Because small batches are made, it is possible to blend in just a small amount of young lambic with older lambics to achieve a good character. “My batches in the oak casks are about 250 liters,” says Geert.
Geert says: “At the end of 2023, I had an idea that I had been thinking about for some time. I released a recipe for serving a mulled (warmed) geuze. Because geuzes have a reputation for being a good thirst quencher on hot summer days, I wanted to show that they can also be typical for cold winter days, as well as for the holidays as a winter beer.”
Center: a magnum sized bottle of blackberry geuze.
Geert says: “At first, the plans were to fill only 37.5 cl bottles for restaurants and bars, and to only release 75 cl size bottles to the public. But, due to the request of several lambic enthusiasts, I started filling magnums. These are made to order as much as possible, with a name label if possible.”
Geert commented: “Other third parties also asked me to sell everything I made to them. Then, they would do the distribution of the beers. As a passionate lambic beer lover, I refused to do that. I wanted to have as much of a bond with my customers as possible.”
While at Publitasting headquarters, we tasted some of Geert’s creations on draft in his cozy cellar, which is filled with all sorts of Belgian brews, including many lambics. These included Bloedappelsien Lambiek (Blood Orange Lambic); Islay Whisky Lambiek; and Rode Rozen Lambiek (Red Rose Lambic.) All were very interesting, very tasty, and quite distinctive. In short, very worthy lambic beers!
Geert remarked: “Publitasting is also working on some collaboration beers with other breweries. I blend their beers with lambic, and these brews ferment again in tanks, and are later bottled. Publitasting also makes or helps make lambic beers for other entities, such as hotels, restaurants, and cafes.”
A glass of Publitasting Bloedappelsien Lambiek (Blood Orange Lambic) on draft. It was delicious!
Publitasting even has its own pate, which is made with Schaarbeekse Oude Kriek.
Publitasting Schaarbeekse Oude Kriek pate.
Publitasting bottles in the cellar of the blendery.
Geert also opened bottles of his Fenugreek Lambic and Incabes Lambic.
As to where you can buy or taste the Publitasting lambics, Geert had this to say: “Our beers are available to drink at cafes, bars, and restaurants such as Beerlovers Bar in Antwerp; De Gebrande Winning in Sint-Truiden; Hops ‘N More (which has a bar, and is a retail shop as well) in Leuven; In de Verzekering tegen de Grote Dorst in Eizeringen; Kaffee Bazaar in Ieper; Bierkroeg ‘t Kruiske in Deerlijk; Bar Rose Red in Bruges; Taratata, in Hasselt; and In ‘t Spinnekopke In Brussels.

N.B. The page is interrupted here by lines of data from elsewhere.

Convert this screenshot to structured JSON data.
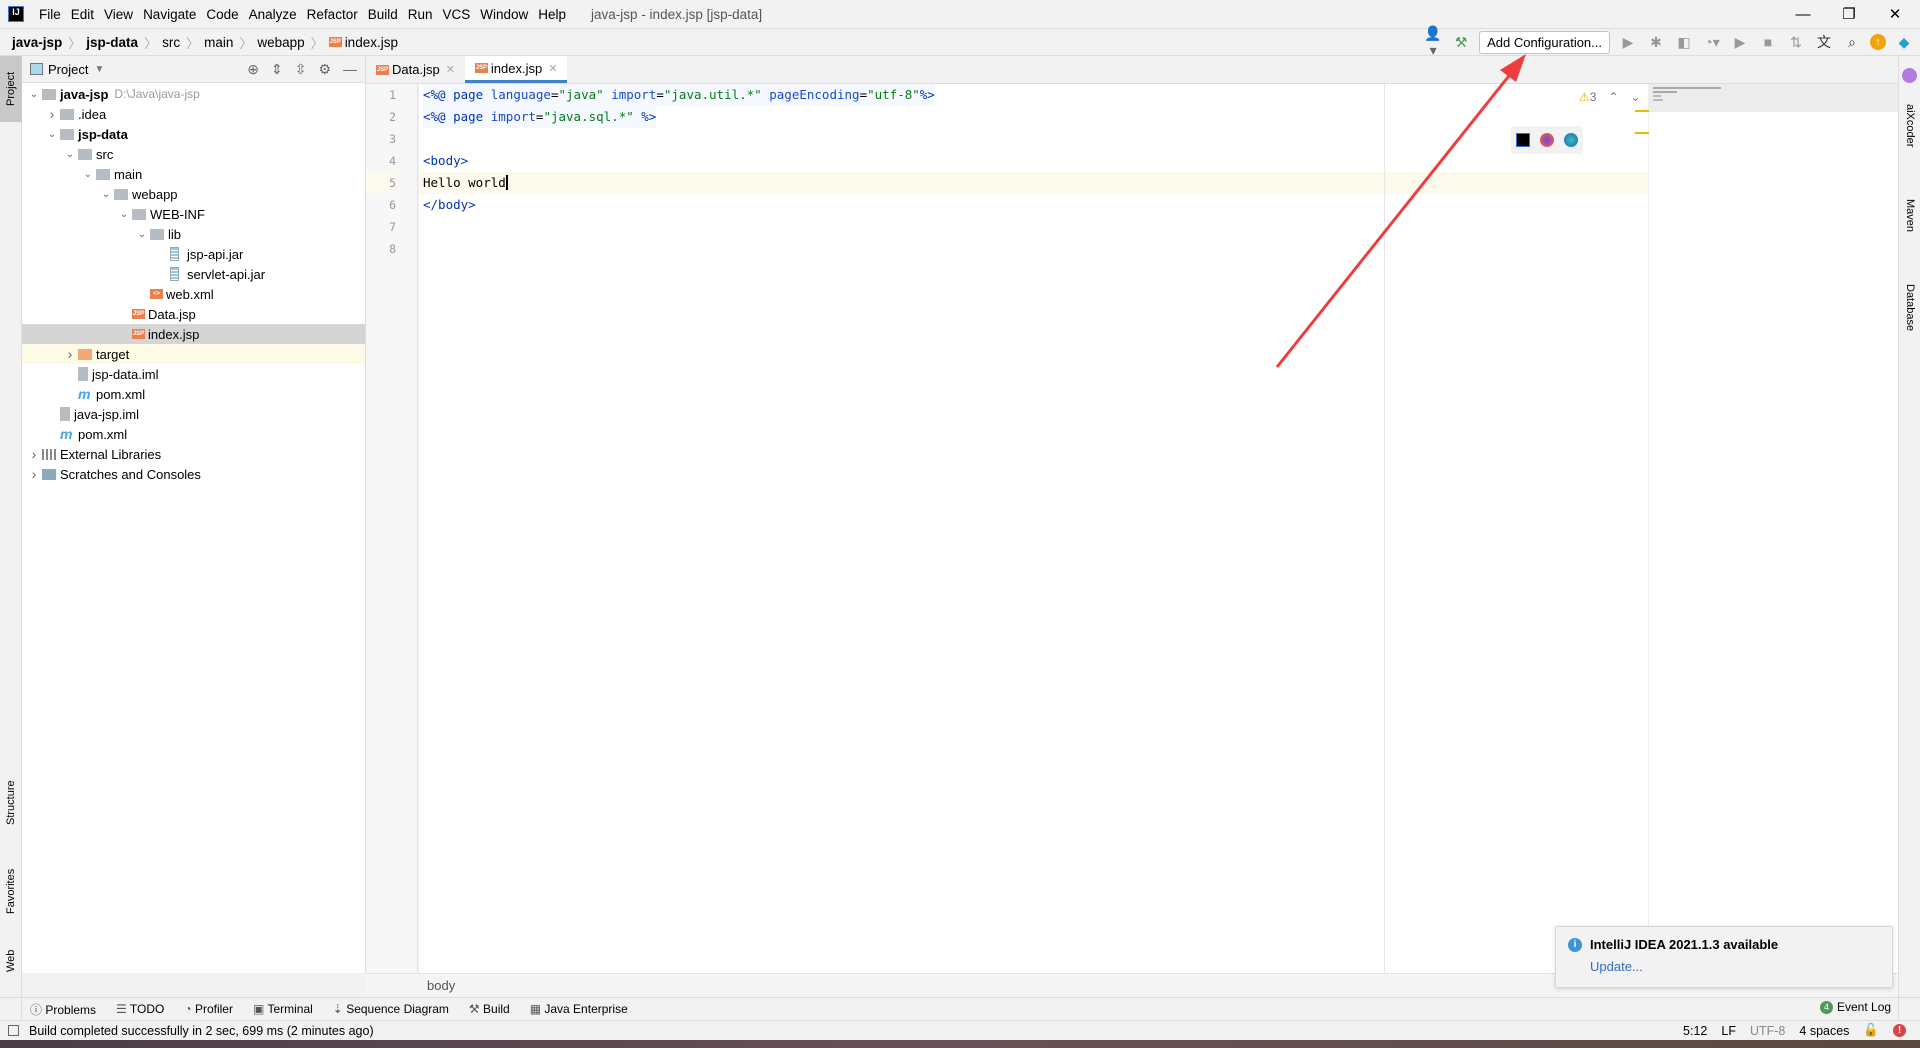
{
  "window": {
    "title": "java-jsp - index.jsp [jsp-data]",
    "logo": "IJ"
  },
  "menu": [
    "File",
    "Edit",
    "View",
    "Navigate",
    "Code",
    "Analyze",
    "Refactor",
    "Build",
    "Run",
    "VCS",
    "Window",
    "Help"
  ],
  "breadcrumb": [
    "java-jsp",
    "jsp-data",
    "src",
    "main",
    "webapp",
    "index.jsp"
  ],
  "toolbar": {
    "add_config": "Add Configuration..."
  },
  "project": {
    "title": "Project",
    "tree": [
      {
        "label": "java-jsp",
        "path": "D:\\Java\\java-jsp",
        "depth": 0,
        "arrow": "down",
        "icon": "module",
        "bold": true
      },
      {
        "label": ".idea",
        "depth": 1,
        "arrow": "right",
        "icon": "folder"
      },
      {
        "label": "jsp-data",
        "depth": 1,
        "arrow": "down",
        "icon": "module",
        "bold": true
      },
      {
        "label": "src",
        "depth": 2,
        "arrow": "down",
        "icon": "folder"
      },
      {
        "label": "main",
        "depth": 3,
        "arrow": "down",
        "icon": "folder"
      },
      {
        "label": "webapp",
        "depth": 4,
        "arrow": "down",
        "icon": "folder"
      },
      {
        "label": "WEB-INF",
        "depth": 5,
        "arrow": "down",
        "icon": "folder"
      },
      {
        "label": "lib",
        "depth": 6,
        "arrow": "down",
        "icon": "folder"
      },
      {
        "label": "jsp-api.jar",
        "depth": 7,
        "icon": "jar"
      },
      {
        "label": "servlet-api.jar",
        "depth": 7,
        "icon": "jar"
      },
      {
        "label": "web.xml",
        "depth": 6,
        "icon": "xml"
      },
      {
        "label": "Data.jsp",
        "depth": 5,
        "icon": "jsp"
      },
      {
        "label": "index.jsp",
        "depth": 5,
        "icon": "jsp",
        "selected": true
      },
      {
        "label": "target",
        "depth": 2,
        "arrow": "right",
        "icon": "folder-orange",
        "highlight": true
      },
      {
        "label": "jsp-data.iml",
        "depth": 2,
        "icon": "iml"
      },
      {
        "label": "pom.xml",
        "depth": 2,
        "icon": "maven"
      },
      {
        "label": "java-jsp.iml",
        "depth": 1,
        "icon": "iml"
      },
      {
        "label": "pom.xml",
        "depth": 1,
        "icon": "maven"
      },
      {
        "label": "External Libraries",
        "depth": 0,
        "arrow": "right",
        "icon": "libs"
      },
      {
        "label": "Scratches and Consoles",
        "depth": 0,
        "arrow": "right",
        "icon": "scratch"
      }
    ]
  },
  "tabs": [
    {
      "label": "Data.jsp",
      "active": false
    },
    {
      "label": "index.jsp",
      "active": true
    }
  ],
  "editor": {
    "line_numbers": [
      "1",
      "2",
      "3",
      "4",
      "5",
      "6",
      "7",
      "8"
    ],
    "warnings": "3",
    "caret": "5:12"
  },
  "left_stripe": [
    "Project",
    "Structure",
    "Favorites",
    "Web"
  ],
  "right_stripe": [
    "aiXcoder",
    "Maven",
    "Database"
  ],
  "code_breadcrumb": "body",
  "tool_windows": [
    "Problems",
    "TODO",
    "Profiler",
    "Terminal",
    "Sequence Diagram",
    "Build",
    "Java Enterprise"
  ],
  "event_log": {
    "label": "Event Log",
    "count": "4"
  },
  "status": {
    "message": "Build completed successfully in 2 sec, 699 ms (2 minutes ago)",
    "position": "5:12",
    "line_sep": "LF",
    "encoding": "UTF-8",
    "indent": "4 spaces"
  },
  "notification": {
    "title": "IntelliJ IDEA 2021.1.3 available",
    "link": "Update..."
  },
  "colors": {
    "accent": "#4083c9",
    "annotation_arrow": "#f03c3c"
  }
}
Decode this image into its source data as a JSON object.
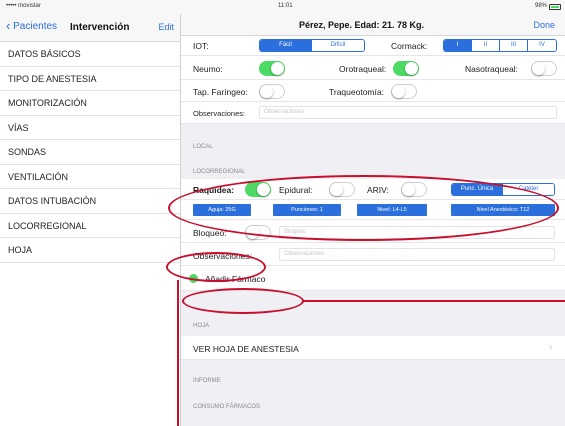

There are also retail (take away) shops where the Publitasting beers can be found, which include: Bierpaleis Museum in Bruges; Dranken Geers in Oostakker, near Ghent; Dranken Marlou in Zonhoven; Bierhandel Willems & Zoon in Grobbendonk; DVins in Houffalize; and Stacks in Sint-Kruis and Sint-Andries, both near Bruges.
A cellar full of various lambics at Publitasting.
Another shot of a cellar full of lambics and other adult beverages at Publitasting
Geert commented: “I rarely attend beer or other festivals, as Publitasting continues its focus on limited edition lambics.”
There are also numerous visits to the home blendery, mainly with foreign guests. Visits are only possible by appointment. Email: email@example.com
I highly recommend seeking out the Publitasting geuzes, wherever you can find them!